WASHINGTON — The Pulitzer Center on Crisis Reporting and the Washington Program of the Medill School of Journalism co-hosted a screening Tuesday of a short documentary created by a Medill alumna about the psychological impact of deaths in the Philippines’ drug war.

The documentary, titled “The Psychological Toll of Duterte’s Drug War,” was filmed and produced by 2017 Pulitzer Center on Crisis Reporting student fellow Pat Nabong, who is a freelance journalist after receiving a bachelor’s degree from Medill in 2017. It addresses the psychological impact of the death of drug addicts, killed during Philippines President Rodrigo Duterte’s drug war, on the slain addicts’ surviving family members.

Since Duterte’s election in 2016, more than 7,000 addicts and dealers have been killed, according to local reporters. Police and armed vigilantes publicly approved by the president kill people presumed to have current or former drug ties.

Following the screening, Kate Cimini, a graduate student in Medill’s D.C. bureau, moderated a panel including Carlos Conde, Philippines researcher for Human Rights Watch’s Asia division, and Federico Cruz, photojournalist for the “Rappler.”

Conde said Duterte’s rhetoric dehumanizes drug addicts by falsely saying they are mentally ill from using methamphetamines and other drugs. He added that Duterte’s administration denies allegations of human rights wrongdoing by claiming the addicts are not human.

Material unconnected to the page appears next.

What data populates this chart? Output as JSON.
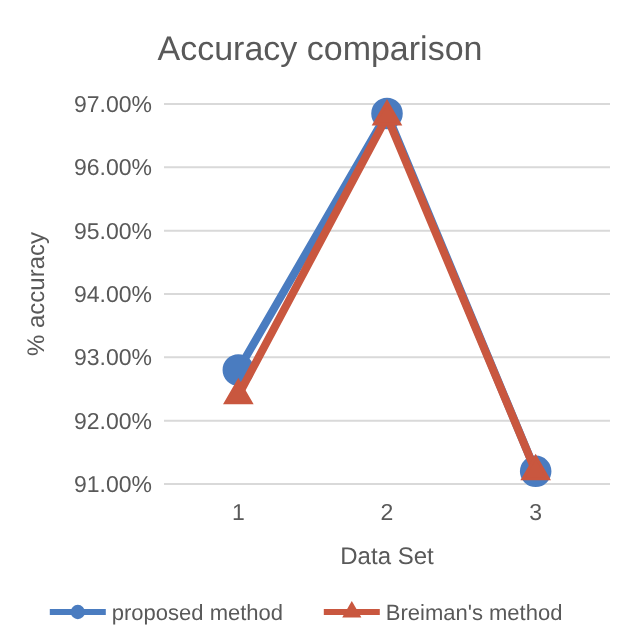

Nabong, a Filipino immigrant, said she pitched the concept of the documentary to the Pulitzer Center because it was an aspect of the drug war that had not been explored in the media because the victims’ families and their mental health are afterthoughts. Victims are often killed on the roadside or in their homes, in front of their families, leading to long-lasting psychological trauma for the family.

“When I lie down at night, my chest tightens,” said the son of one victim in the documentary. “I am afraid of sleeping.”

Victims of the drug war are disproportionately impoverished, living off the “refuse of Manila,” said Conde. After losing a loved one to the killings, families often go into hiding and have little access to or awareness of psychological services provided by government hospitals, according to the documentary.

The Pulitzer Center on Crisis Reporting is a nonprofit journalism organization that sponsors reporters to cover international stories and global affairs.